The Onion Tart is a Deborah Madison recipe via The New York Times. I made two small changes to the original version. I sautéed the onions in extra-virgin olive oil instead of butter, and I prebaked the tart crust for 15 minutes before filling with the onion mixture. (I never pour custard into an unbaked tart shell.)
Delicious directly from the oven, or at room temperature -- think lazy, French Rosé lunch!
for the filling:
• 2 slices of bacon, cut into 1/4-inch-wide pieces
• 1 1/2 pound onions, preferably white, diced
• 3 tablespoons extra-virgin olive oil
• 1 generous teaspoon fresh thyme leaves
• Sea salt
• Freshly ground black pepper
• 3 large eggs
• 1/2 cup crème fraîche or heavy cream
• 1/2 cup whole milk
• 1 cup grated Gruyére cheese
for the crust:
• 1 cup plus 2 tablespoons white whole-wheat flour
• 1/4 teaspoon salt
• 6 tablespoons cold, unsalted butter cut into small cubes
• 3 tablespoons ice water
1. To make the crust: Place the flour and salt in the bowl of a food processor. Pulse once or twice to combine. Add the cold butter and pulse until the size of small peas. Add the ice water slowly, while pulsing. Gather the dough and place on a piece of plastic wrap. Press into a disc and wrap securely. Refrigerate for 2 hours.
2. Fry the bacon in a skillet until brown. Remove bacon to paper towels to drain; wipe the skillet dry. Over medium-low heat, add the olive oil to the skillet and then the onions. Sprinkle fresh thyme leaves over the onions. Cook, stirring frequently, until onions just begin to turn golden, about 20 minutes. Lower the heat if they start to brown. You want a pale, gold color when finished. Season with salt and pepper. Remove onions from heat and let cool.
3. Remove the tart dough from the refrigerator. On a lightly-floured work surface, roll the dough to fit either a 9-inch round, or a rectangular tart pan. Transfer the dough to the pan and gently press into place. Trim dough at edge of pan. This is a very delicate dough and you will most likely have rips and tears. Use the trimmed dough to patch tears. Save any remaining scrap dough at room temperature while tart shell bakes. Place tart shell in freezer while preheating oven. Preheat to 400˚F. When ready, take the tart shell from the freezer and line with foil. Fill the shell with dried beans or rice and bake on the middle shelf of oven for 15 minutes. Carefully remove foil and filling and place tart pan on a rimmed baking sheet. Carefully patch any additional holes in the crust with reserved, room temperature dough. Set aside until needed.
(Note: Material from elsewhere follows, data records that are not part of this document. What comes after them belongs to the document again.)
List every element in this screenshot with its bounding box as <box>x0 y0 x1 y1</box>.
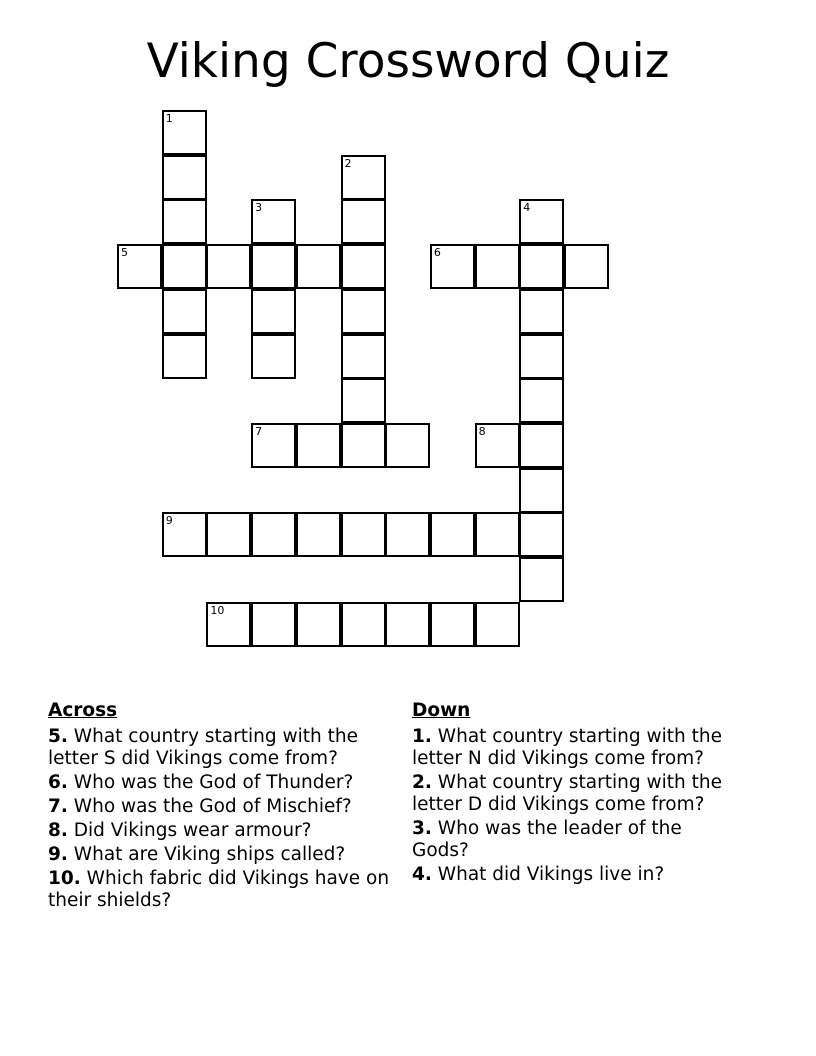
grid-cell[interactable] <box>519 512 564 557</box>
grid-cell[interactable] <box>162 110 207 155</box>
grid-cell[interactable] <box>475 423 520 468</box>
grid-cell[interactable] <box>519 289 564 334</box>
grid-cell[interactable] <box>162 512 207 557</box>
grid-cell[interactable] <box>296 244 341 289</box>
grid-cell[interactable] <box>251 512 296 557</box>
clue-across-10: 10. Which fabric did Vikings have on their shields? <box>48 868 390 911</box>
grid-cell[interactable] <box>475 512 520 557</box>
clue-number: 2 <box>344 156 352 170</box>
grid-cell[interactable] <box>519 334 564 379</box>
grid-cell[interactable] <box>162 289 207 334</box>
grid-cell[interactable] <box>519 468 564 513</box>
grid-cell[interactable] <box>162 199 207 244</box>
grid-cell[interactable] <box>430 602 475 647</box>
grid-cell[interactable] <box>296 512 341 557</box>
clue-number: 3 <box>255 201 263 215</box>
clue-across-7: 7. Who was the God of Mischief? <box>48 796 352 817</box>
grid-cell[interactable] <box>117 244 162 289</box>
clue-across-9: 9. What are Viking ships called? <box>48 844 346 865</box>
down-heading: Down <box>412 700 471 721</box>
grid-cell[interactable] <box>206 602 251 647</box>
clue-number: 8 <box>478 424 486 438</box>
grid-cell[interactable] <box>206 512 251 557</box>
grid-cell[interactable] <box>341 334 386 379</box>
grid-cell[interactable] <box>475 602 520 647</box>
across-clues <box>48 700 410 914</box>
grid-cell[interactable] <box>296 602 341 647</box>
grid-cell[interactable] <box>475 244 520 289</box>
grid-cell[interactable] <box>341 289 386 334</box>
clue-number: 6 <box>433 246 441 260</box>
grid-cell[interactable] <box>251 199 296 244</box>
down-clues <box>412 700 742 888</box>
grid-cell[interactable] <box>519 199 564 244</box>
clue-number: 5 <box>121 246 128 260</box>
grid-cell[interactable] <box>341 423 386 468</box>
clue-down-2: 2. What country starting with the letter D did Vikings come from? <box>412 772 722 815</box>
grid-cell[interactable] <box>341 244 386 289</box>
grid-cell[interactable] <box>430 512 475 557</box>
grid-cell[interactable] <box>206 244 251 289</box>
grid-cell[interactable] <box>341 378 386 423</box>
across-heading: Across <box>48 700 118 721</box>
clue-across-8: 8. Did Vikings wear armour? <box>48 820 312 841</box>
grid-cell[interactable] <box>251 334 296 379</box>
clue-down-1: 1. What country starting with the letter N did Vikings come from? <box>412 726 722 769</box>
grid-cell[interactable] <box>430 244 475 289</box>
grid-cell[interactable] <box>519 378 564 423</box>
grid-cell[interactable] <box>251 289 296 334</box>
clue-down-4: 4. What did Vikings live in? <box>412 864 665 885</box>
clue-down-3: 3. Who was the leader of the Gods? <box>412 818 682 861</box>
grid-cell[interactable] <box>385 602 430 647</box>
grid-cell[interactable] <box>162 244 207 289</box>
grid-cell[interactable] <box>251 423 296 468</box>
grid-cell[interactable] <box>341 512 386 557</box>
clue-across-5: 5. What country starting with the letter S did Vikings come from? <box>48 726 358 769</box>
grid-cell[interactable] <box>251 602 296 647</box>
grid-cell[interactable] <box>385 512 430 557</box>
grid-cell[interactable] <box>296 423 341 468</box>
grid-cell[interactable] <box>519 244 564 289</box>
clue-number: 1 <box>165 112 173 125</box>
grid-cell[interactable] <box>564 244 609 289</box>
grid-cell[interactable] <box>162 334 207 379</box>
clue-number: 7 <box>255 424 263 438</box>
grid-cell[interactable] <box>162 155 207 200</box>
clue-number: 10 <box>210 603 225 617</box>
grid-cell[interactable] <box>519 423 564 468</box>
clue-across-6: 6. Who was the God of Thunder? <box>48 772 354 793</box>
grid-cell[interactable] <box>341 602 386 647</box>
grid-cell[interactable] <box>341 199 386 244</box>
clue-number: 9 <box>165 514 173 528</box>
grid-cell[interactable] <box>519 557 564 602</box>
clue-number: 4 <box>523 201 531 215</box>
grid-cell[interactable] <box>385 423 430 468</box>
grid-cell[interactable] <box>251 244 296 289</box>
page-title: Viking Crossword Quiz <box>146 34 670 89</box>
grid-cell[interactable] <box>341 155 386 200</box>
4. In a large mixing bowl, whisk together the eggs, crème fraîche (or heavy cream), milk, and Gruyére cheese. Add the onions and reserved bacon; mix gently. Ladle the onion-custard mixture into the tart shell and place the baking sheet on center shelf of oven.
5. Bake tart for 45 - 50 minutes or until custard is set and golden. Let cool briefly before cutting. Serve with a garden salad.
TAKE a LOOK:
6/28/2013 10:57:29 pm
Eileen, the Walla Walla onions are in at the Farmers Market and I may have to make Korean onion pancakes first but then when time allows make this dreamy crusty, creamy thing. I'll have to give the whole wheat flour a try as I've had limited pie dough success with it. Thanks!
6/28/2013 11:00:41 pm
Tom -- I almost made my traditional savory tart crust recipe since I'm not a huge fan of making crusts with whole wheat, either. But I'm glad I stayed true to the recipe. It's tricky to work with, but I liked the taste of it with the onions.
6/29/2013 12:33:32 am
This is my go to onion tart recipe! When I harvest my dozens of onions, I guess I will make it! My favorite of all time.
6/29/2013 07:51:47 am
Sounds delicious. Good tip about the prebaking, I agree ... soggy = undercooked and less flavor.